Governed by the motto “Do what you do best, outsource the rest”, companies have been outsourcing their business needs in the last 15 years. By doing that, they are able to focus on their business strategies and execution without having to worry about the details of their daily tasks. Outsourcing enables you to reduce time to market, save money, scale quicker, and increase your access to expertise.
Does outsourcing always pay off?
There are companies that decided to outsource certain functions at one point, but eventually brought them back in-house. The reasons for this can vary: the outsourced partner did not deliver the promised cost savings, they’ve grown lazy over time, or the transition simply didn’t go well. Initially, the company may see greater efficiencies and lower costs, but there was no continued improvement.
It often happens that the disappointments are rooted in the fact that the outsourcing partners fail to understand the company’s long-term goals and company culture. Outsourcing is about increasing operational efficiencies on an ongoing basis rather than just about cutting in the short term. When you realize that things aren’t going as planned, it’s important to reevaluate your outsourced partners, and understand why they fail to deliver properly.

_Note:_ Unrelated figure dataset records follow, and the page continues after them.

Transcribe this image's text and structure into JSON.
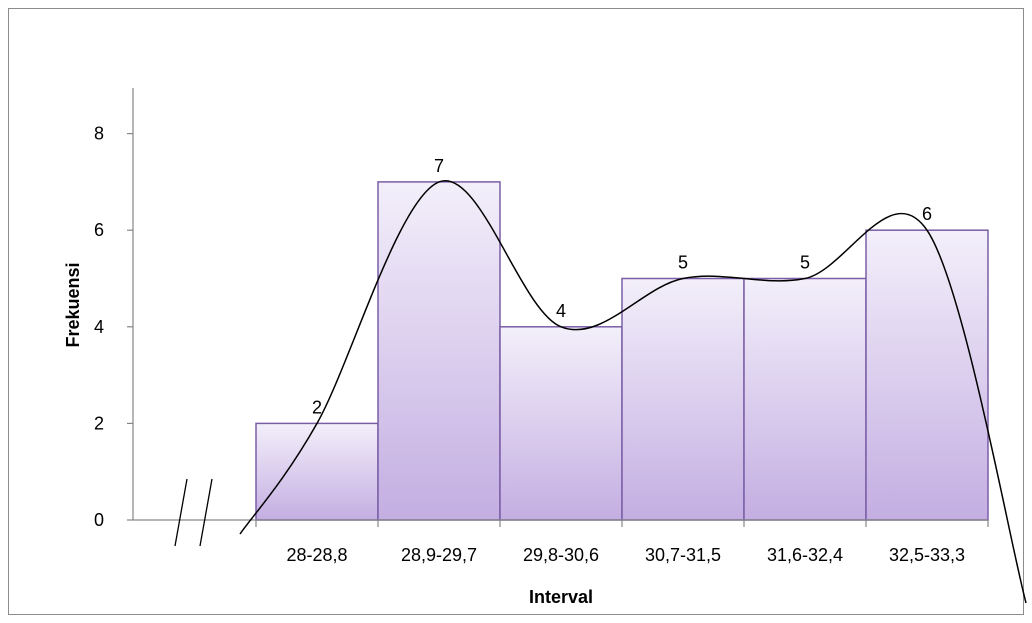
{
  "chart_data": {
    "type": "bar",
    "categories": [
      "28-28,8",
      "28,9-29,7",
      "29,8-30,6",
      "30,7-31,5",
      "31,6-32,4",
      "32,5-33,3"
    ],
    "values": [
      2,
      7,
      4,
      5,
      5,
      6
    ],
    "data_labels": [
      "2",
      "7",
      "4",
      "5",
      "5",
      "6"
    ],
    "xlabel": "Interval",
    "ylabel": "Frekuensi",
    "ylim": [
      0,
      9
    ],
    "yticks": [
      "0",
      "2",
      "4",
      "6",
      "8"
    ],
    "ytick_values": [
      0,
      2,
      4,
      6,
      8
    ],
    "grid": false,
    "legend": "none",
    "overlay": "smooth frequency curve through bar tops",
    "axis_break": "double slash on x-axis",
    "colors": {
      "bar_top": "#f3effa",
      "bar_bottom": "#c4aee2",
      "bar_border": "#7b5ea6",
      "curve": "#000000",
      "axis": "#868686"
    }
  }
}
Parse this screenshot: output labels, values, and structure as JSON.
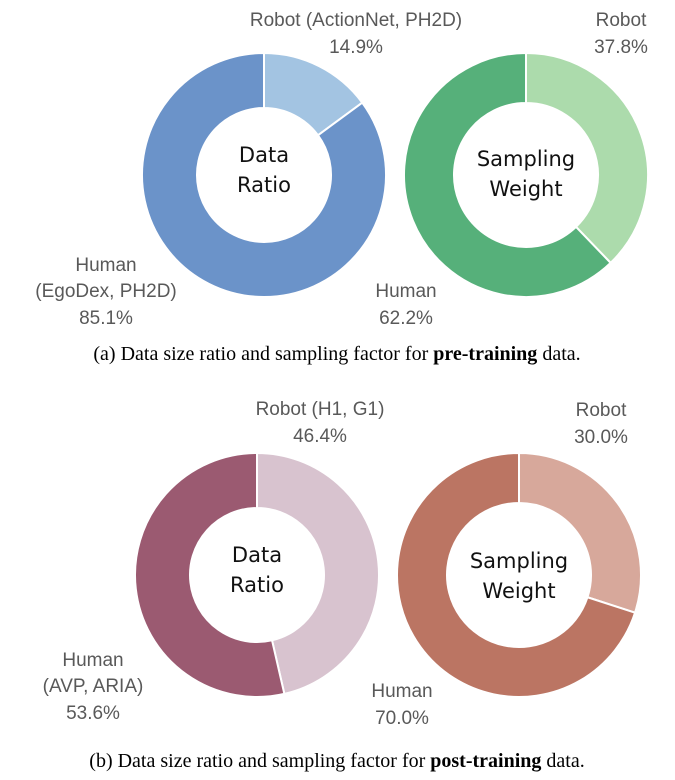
{
  "chart_data": [
    {
      "type": "pie",
      "subtype": "donut",
      "center_label": [
        "Data",
        "Ratio"
      ],
      "colors": [
        "#a3c4e2",
        "#6b93c9"
      ],
      "slices": [
        {
          "label_lines": [
            "Robot (ActionNet, PH2D)"
          ],
          "percent_text": "14.9%",
          "value": 14.9
        },
        {
          "label_lines": [
            "Human",
            "(EgoDex, PH2D)"
          ],
          "percent_text": "85.1%",
          "value": 85.1
        }
      ]
    },
    {
      "type": "pie",
      "subtype": "donut",
      "center_label": [
        "Sampling",
        "Weight"
      ],
      "colors": [
        "#acdbac",
        "#56b07a"
      ],
      "slices": [
        {
          "label_lines": [
            "Robot"
          ],
          "percent_text": "37.8%",
          "value": 37.8
        },
        {
          "label_lines": [
            "Human"
          ],
          "percent_text": "62.2%",
          "value": 62.2
        }
      ]
    },
    {
      "type": "pie",
      "subtype": "donut",
      "center_label": [
        "Data",
        "Ratio"
      ],
      "colors": [
        "#d8c3cf",
        "#9b5a71"
      ],
      "slices": [
        {
          "label_lines": [
            "Robot (H1, G1)"
          ],
          "percent_text": "46.4%",
          "value": 46.4
        },
        {
          "label_lines": [
            "Human",
            "(AVP, ARIA)"
          ],
          "percent_text": "53.6%",
          "value": 53.6
        }
      ]
    },
    {
      "type": "pie",
      "subtype": "donut",
      "center_label": [
        "Sampling",
        "Weight"
      ],
      "colors": [
        "#d7a89b",
        "#bb7563"
      ],
      "slices": [
        {
          "label_lines": [
            "Robot"
          ],
          "percent_text": "30.0%",
          "value": 30.0
        },
        {
          "label_lines": [
            "Human"
          ],
          "percent_text": "70.0%",
          "value": 70.0
        }
      ]
    }
  ],
  "captions": [
    {
      "prefix": "(a) Data size ratio and sampling factor for ",
      "bold": "pre-training",
      "suffix": " data."
    },
    {
      "prefix": "(b) Data size ratio and sampling factor for ",
      "bold": "post-training",
      "suffix": " data."
    }
  ]
}
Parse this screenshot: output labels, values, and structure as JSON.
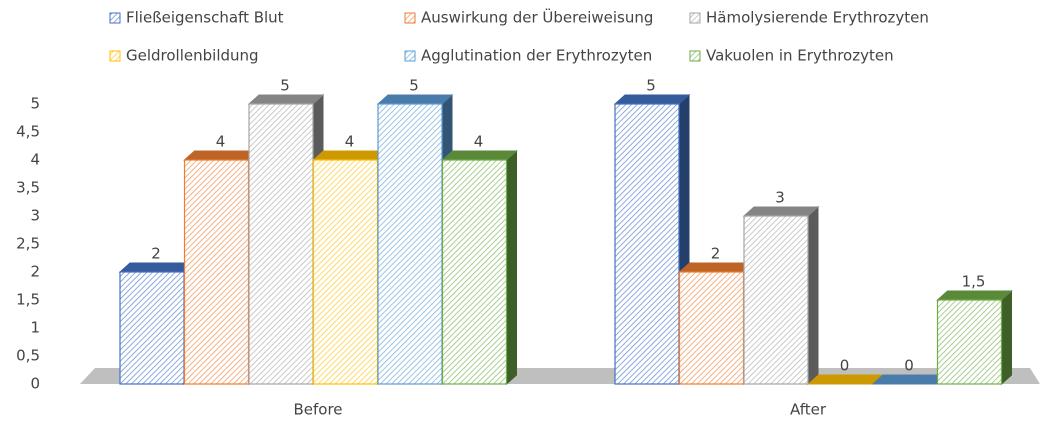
{
  "chart_data": {
    "type": "bar3d",
    "categories": [
      "Before",
      "After"
    ],
    "series": [
      {
        "name": "Fließeigenschaft Blut",
        "color": "#4472c4",
        "values": [
          2,
          5
        ]
      },
      {
        "name": "Auswirkung der Übereiweisung",
        "color": "#ed7d31",
        "values": [
          4,
          2
        ]
      },
      {
        "name": "Hämolysierende Erythrozyten",
        "color": "#a5a5a5",
        "values": [
          5,
          3
        ]
      },
      {
        "name": "Geldrollenbildung",
        "color": "#ffc000",
        "values": [
          4,
          0
        ]
      },
      {
        "name": "Agglutination der Erythrozyten",
        "color": "#5b9bd5",
        "values": [
          5,
          0
        ]
      },
      {
        "name": "Vakuolen in Erythrozyten",
        "color": "#70ad47",
        "values": [
          4,
          1.5
        ],
        "value_labels": [
          "4",
          "1,5"
        ]
      }
    ],
    "ylim": [
      0,
      5
    ],
    "yticks": [
      0,
      {
        "value": 0.5,
        "label": "0,5"
      },
      1,
      {
        "value": 1.5,
        "label": "1,5"
      },
      2,
      {
        "value": 2.5,
        "label": "2,5"
      },
      3,
      {
        "value": 3.5,
        "label": "3,5"
      },
      4,
      {
        "value": 4.5,
        "label": "4,5"
      },
      5
    ],
    "legend": "top"
  }
}
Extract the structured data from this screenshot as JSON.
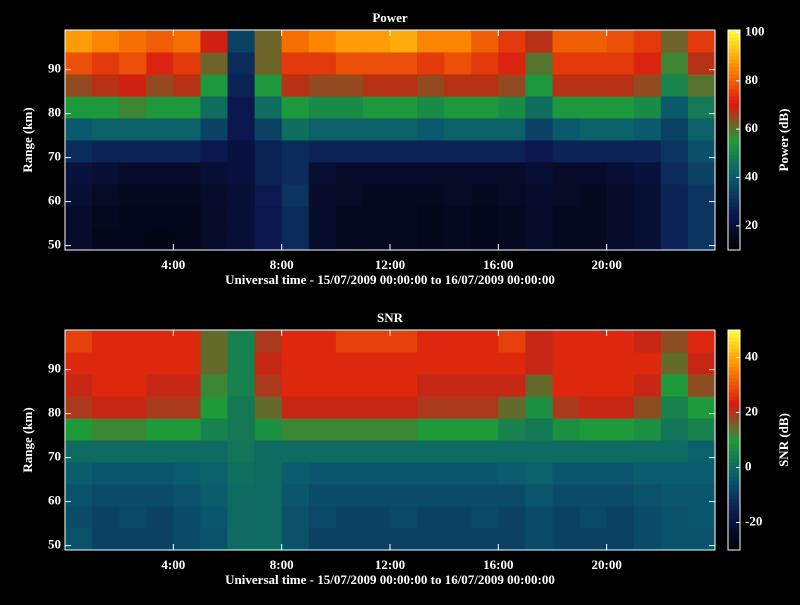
{
  "chart_data": [
    {
      "type": "heatmap",
      "title": "Power",
      "xlabel": "Universal time - 15/07/2009 00:00:00 to 16/07/2009 00:00:00",
      "ylabel": "Range (km)",
      "colorbar_label": "Power (dB)",
      "xbins": [
        0,
        1,
        2,
        3,
        4,
        5,
        6,
        7,
        8,
        9,
        10,
        11,
        12,
        13,
        14,
        15,
        16,
        17,
        18,
        19,
        20,
        21,
        22,
        23,
        24
      ],
      "ybins": [
        49,
        54,
        59,
        64,
        69,
        74,
        79,
        84,
        89,
        94,
        99
      ],
      "xlim": [
        0,
        24
      ],
      "ylim": [
        49,
        99
      ],
      "xticks": [
        {
          "value": 4,
          "label": "4:00"
        },
        {
          "value": 8,
          "label": "8:00"
        },
        {
          "value": 12,
          "label": "12:00"
        },
        {
          "value": 16,
          "label": "16:00"
        },
        {
          "value": 20,
          "label": "20:00"
        }
      ],
      "yticks": [
        50,
        60,
        70,
        80,
        90
      ],
      "clim": [
        10,
        101
      ],
      "cticks": [
        20,
        40,
        60,
        80,
        100
      ],
      "colorscale": [
        "#000000",
        "#0c1650",
        "#0a5a6e",
        "#1f9a3a",
        "#d81a10",
        "#ff8a00",
        "#ffff30"
      ],
      "z": [
        [
          18,
          15,
          15,
          14,
          15,
          18,
          20,
          25,
          30,
          18,
          16,
          16,
          16,
          15,
          16,
          15,
          16,
          18,
          16,
          16,
          18,
          20,
          28,
          32
        ],
        [
          18,
          16,
          15,
          15,
          15,
          18,
          20,
          25,
          30,
          18,
          16,
          16,
          16,
          15,
          16,
          15,
          16,
          18,
          16,
          16,
          18,
          20,
          28,
          32
        ],
        [
          20,
          17,
          16,
          16,
          16,
          18,
          20,
          26,
          32,
          18,
          17,
          16,
          16,
          16,
          17,
          16,
          17,
          18,
          17,
          16,
          18,
          20,
          28,
          32
        ],
        [
          22,
          20,
          18,
          18,
          18,
          20,
          22,
          28,
          30,
          20,
          18,
          18,
          18,
          18,
          18,
          18,
          18,
          20,
          18,
          18,
          20,
          22,
          30,
          35
        ],
        [
          30,
          28,
          28,
          28,
          28,
          25,
          22,
          28,
          30,
          28,
          28,
          28,
          28,
          28,
          28,
          28,
          28,
          25,
          28,
          28,
          28,
          28,
          32,
          38
        ],
        [
          40,
          42,
          42,
          42,
          42,
          35,
          25,
          35,
          45,
          42,
          42,
          42,
          42,
          40,
          42,
          42,
          42,
          35,
          40,
          42,
          42,
          40,
          35,
          42
        ],
        [
          55,
          55,
          58,
          55,
          55,
          45,
          25,
          45,
          55,
          52,
          52,
          55,
          55,
          52,
          55,
          55,
          52,
          45,
          55,
          55,
          55,
          52,
          40,
          48
        ],
        [
          65,
          68,
          70,
          65,
          68,
          55,
          28,
          55,
          68,
          65,
          65,
          68,
          68,
          65,
          68,
          68,
          65,
          55,
          68,
          68,
          68,
          65,
          50,
          60
        ],
        [
          78,
          75,
          78,
          72,
          75,
          62,
          30,
          62,
          75,
          75,
          78,
          78,
          78,
          75,
          78,
          75,
          72,
          60,
          75,
          75,
          75,
          72,
          58,
          68
        ],
        [
          88,
          85,
          82,
          80,
          82,
          70,
          35,
          62,
          82,
          85,
          88,
          88,
          90,
          85,
          85,
          80,
          75,
          68,
          80,
          80,
          78,
          75,
          62,
          75
        ]
      ]
    },
    {
      "type": "heatmap",
      "title": "SNR",
      "xlabel": "Universal time - 15/07/2009 00:00:00 to 16/07/2009 00:00:00",
      "ylabel": "Range (km)",
      "colorbar_label": "SNR (dB)",
      "xbins": [
        0,
        1,
        2,
        3,
        4,
        5,
        6,
        7,
        8,
        9,
        10,
        11,
        12,
        13,
        14,
        15,
        16,
        17,
        18,
        19,
        20,
        21,
        22,
        23,
        24
      ],
      "ybins": [
        49,
        54,
        59,
        64,
        69,
        74,
        79,
        84,
        89,
        94,
        99
      ],
      "xlim": [
        0,
        24
      ],
      "ylim": [
        49,
        99
      ],
      "xticks": [
        {
          "value": 4,
          "label": "4:00"
        },
        {
          "value": 8,
          "label": "8:00"
        },
        {
          "value": 12,
          "label": "12:00"
        },
        {
          "value": 16,
          "label": "16:00"
        },
        {
          "value": 20,
          "label": "20:00"
        }
      ],
      "yticks": [
        50,
        60,
        70,
        80,
        90
      ],
      "clim": [
        -30,
        50
      ],
      "cticks": [
        -20,
        0,
        20,
        40
      ],
      "colorscale": [
        "#000000",
        "#0c1650",
        "#0a5a6e",
        "#1f9a3a",
        "#d81a10",
        "#ff8a00",
        "#ffff30"
      ],
      "z": [
        [
          -5,
          -8,
          -8,
          -8,
          -6,
          -5,
          0,
          0,
          -5,
          -8,
          -8,
          -8,
          -8,
          -8,
          -8,
          -8,
          -8,
          -6,
          -8,
          -8,
          -8,
          -6,
          -5,
          -5
        ],
        [
          -6,
          -8,
          -7,
          -8,
          -6,
          -4,
          0,
          0,
          -5,
          -7,
          -8,
          -8,
          -7,
          -8,
          -8,
          -7,
          -8,
          -6,
          -8,
          -7,
          -8,
          -6,
          -5,
          -4
        ],
        [
          -5,
          -6,
          -6,
          -6,
          -5,
          -3,
          0,
          0,
          -4,
          -6,
          -6,
          -6,
          -6,
          -6,
          -6,
          -6,
          -6,
          -4,
          -6,
          -6,
          -6,
          -5,
          -4,
          -4
        ],
        [
          -3,
          -4,
          -4,
          -4,
          -3,
          -2,
          1,
          0,
          -3,
          -4,
          -4,
          -4,
          -4,
          -4,
          -4,
          -4,
          -3,
          -2,
          -4,
          -4,
          -4,
          -3,
          -3,
          -3
        ],
        [
          0,
          0,
          0,
          0,
          0,
          0,
          2,
          0,
          0,
          0,
          0,
          0,
          0,
          0,
          0,
          0,
          0,
          0,
          0,
          0,
          0,
          0,
          0,
          -2
        ],
        [
          10,
          12,
          12,
          10,
          10,
          5,
          3,
          8,
          12,
          12,
          12,
          12,
          12,
          10,
          10,
          10,
          5,
          3,
          8,
          10,
          10,
          8,
          2,
          5
        ],
        [
          20,
          22,
          22,
          20,
          20,
          10,
          3,
          15,
          22,
          22,
          22,
          22,
          22,
          20,
          20,
          20,
          15,
          8,
          20,
          22,
          22,
          18,
          5,
          10
        ],
        [
          22,
          25,
          25,
          22,
          22,
          12,
          5,
          20,
          25,
          25,
          25,
          25,
          25,
          22,
          22,
          22,
          22,
          15,
          25,
          25,
          25,
          22,
          10,
          18
        ],
        [
          25,
          25,
          25,
          25,
          25,
          15,
          5,
          22,
          25,
          25,
          25,
          25,
          25,
          25,
          25,
          25,
          25,
          22,
          25,
          25,
          25,
          25,
          15,
          22
        ],
        [
          28,
          25,
          25,
          25,
          25,
          15,
          5,
          20,
          25,
          25,
          28,
          28,
          28,
          25,
          25,
          25,
          28,
          22,
          25,
          25,
          25,
          22,
          18,
          25
        ]
      ]
    }
  ]
}
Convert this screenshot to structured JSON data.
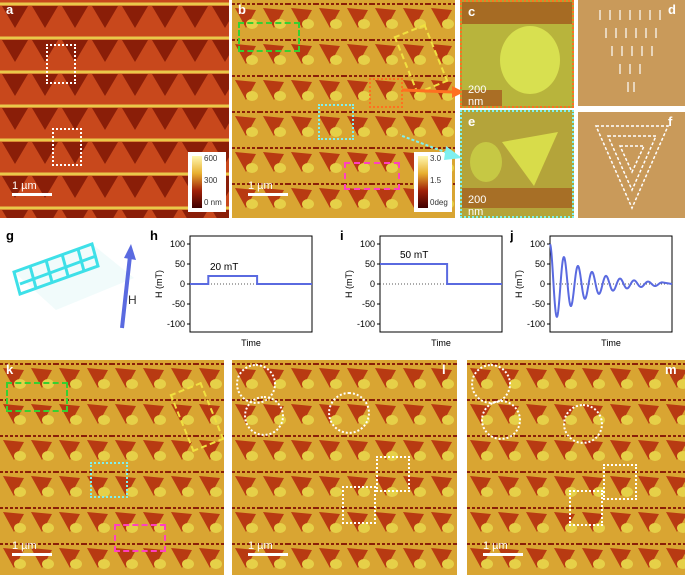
{
  "panels": {
    "a": {
      "label": "a",
      "scale": "1 µm",
      "colorbar": {
        "max": "600",
        "mid": "300",
        "min": "0 nm"
      }
    },
    "b": {
      "label": "b",
      "scale": "1 µm",
      "colorbar": {
        "max": "3.0",
        "mid": "1.5",
        "min": "0deg"
      }
    },
    "c": {
      "label": "c",
      "scale": "200 nm"
    },
    "d": {
      "label": "d"
    },
    "e": {
      "label": "e",
      "scale": "200 nm"
    },
    "f": {
      "label": "f"
    },
    "g": {
      "label": "g",
      "field_label": "H"
    },
    "h": {
      "label": "h",
      "annotation": "20 mT"
    },
    "i": {
      "label": "i",
      "annotation": "50 mT"
    },
    "j": {
      "label": "j"
    },
    "k": {
      "label": "k",
      "scale": "1 µm"
    },
    "l": {
      "label": "l",
      "scale": "1 µm"
    },
    "m": {
      "label": "m",
      "scale": "1 µm"
    }
  },
  "chart_data": [
    {
      "type": "line",
      "panel": "h",
      "title": "",
      "xlabel": "Time",
      "ylabel": "H (mT)",
      "ylim": [
        -120,
        120
      ],
      "yticks": [
        "100",
        "50",
        "0",
        "-50",
        "-100"
      ],
      "series": [
        {
          "x": [
            0,
            0.15,
            0.15,
            0.55,
            0.55,
            1.0
          ],
          "y": [
            0,
            0,
            20,
            20,
            0,
            0
          ]
        }
      ]
    },
    {
      "type": "line",
      "panel": "i",
      "title": "",
      "xlabel": "Time",
      "ylabel": "H (mT)",
      "ylim": [
        -120,
        120
      ],
      "yticks": [
        "100",
        "50",
        "0",
        "-50",
        "-100"
      ],
      "series": [
        {
          "x": [
            0,
            0.55,
            0.55,
            1.0
          ],
          "y": [
            50,
            50,
            0,
            0
          ]
        }
      ]
    },
    {
      "type": "line",
      "panel": "j",
      "title": "",
      "xlabel": "Time",
      "ylabel": "H (mT)",
      "ylim": [
        -120,
        120
      ],
      "yticks": [
        "100",
        "50",
        "0",
        "-50",
        "-100"
      ],
      "series": [
        {
          "description": "damped oscillation",
          "amplitude": 100,
          "cycles": 8
        }
      ]
    }
  ],
  "colors": {
    "afm_dark": "#b52a10",
    "afm_light": "#e8d14a",
    "accent_blue": "#5a6ae0",
    "tile_tan": "#c99a5a"
  }
}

Outsourcing contract mistakes
If you fail to define all the details in your agreement with outsourcing partners, you’ll quickly blow your budget. Whether you outsourced for IT, HR, or customer service help, not specifying budget limitations, delivery deadlines, and clear requirements will most likely result in spending more money and time than expected. All the guidelines can be difficult to establish, of course, so instead of getting yourself into a position to have to reevaluate their contribution and eventually change the outsourcing partner, you should start with a temporary agreement that can be renegotiated when needed.
For example, you’ve outsourced your IT department, to perform your website maintenance, security and hosting, telecommunications, database management, or technical support. Take time to check upon their services from time to time, to see how your software development is taking place or what kind of hosting features you really get.
In case that they’re not delivering what’s expected, you should be able to push back on contract terms. When signing an agreement with an outsourced partner, insist on including a clause that allows you to break the contract in case you realize (and are able to prove) that they haven’t been fulfilling their part job determined by the contract.
Is your relationship built on trust?
Assuming that you can enter into a smooth working relationship with an outsourced partner would be a mistake. In recent years, the approach where work gets simply assigned to an outsourced team has been replaced by efforts on creating a true partnership with them.
Reevaluation of your outsourced partners is necessary if you’re not committed to outsourcing as your company’s business strategy and are not comfortable with all the processes involved. Believing in the gains of outsourcing beyond the ones determined in the service level agreement and contracts is also necessary, but on the other hand, you should stay in control by managing the projects on an ongoing basis, developing project management plans, and monitoring deliverables. Always be prepared to implement changes.
Keep track of changing circumstances
It may be necessary to recalibrate or renegotiate the service level agreement as circumstances change. Is the composition of the team changing from time to time? Are new members joining the team or is there a staff turnover? Whenever it happens, retain your right to reject them as team members if you don’t think they meet your requirements (after evaluating their CVs or after a Skype interview). It is not common, but it happens that outsourcing service providers attract companies with skilled workers, replacing them with inexperienced ones after the commencement of the contract.
Adjust service levels every now and then in order to align goals and increase mutual understanding, which will contribute to a better relationship with your outsourcing partners. After all, the most crucial part of having a service level agreement is the two-way discussion that revolves around its contents.
Outsourcing service providers need to show their clients that they’re able to provide more than just providing basic operational support, meeting cost reduction goals, and staff augmentation. Today’s directive requires them to try to add tech support and innovations, as well as valuable and niche skills. On the other hand, you should remember that taking risks, monitoring the work of your outsourced staff, and eventually changing some of your associations is required for your business growth.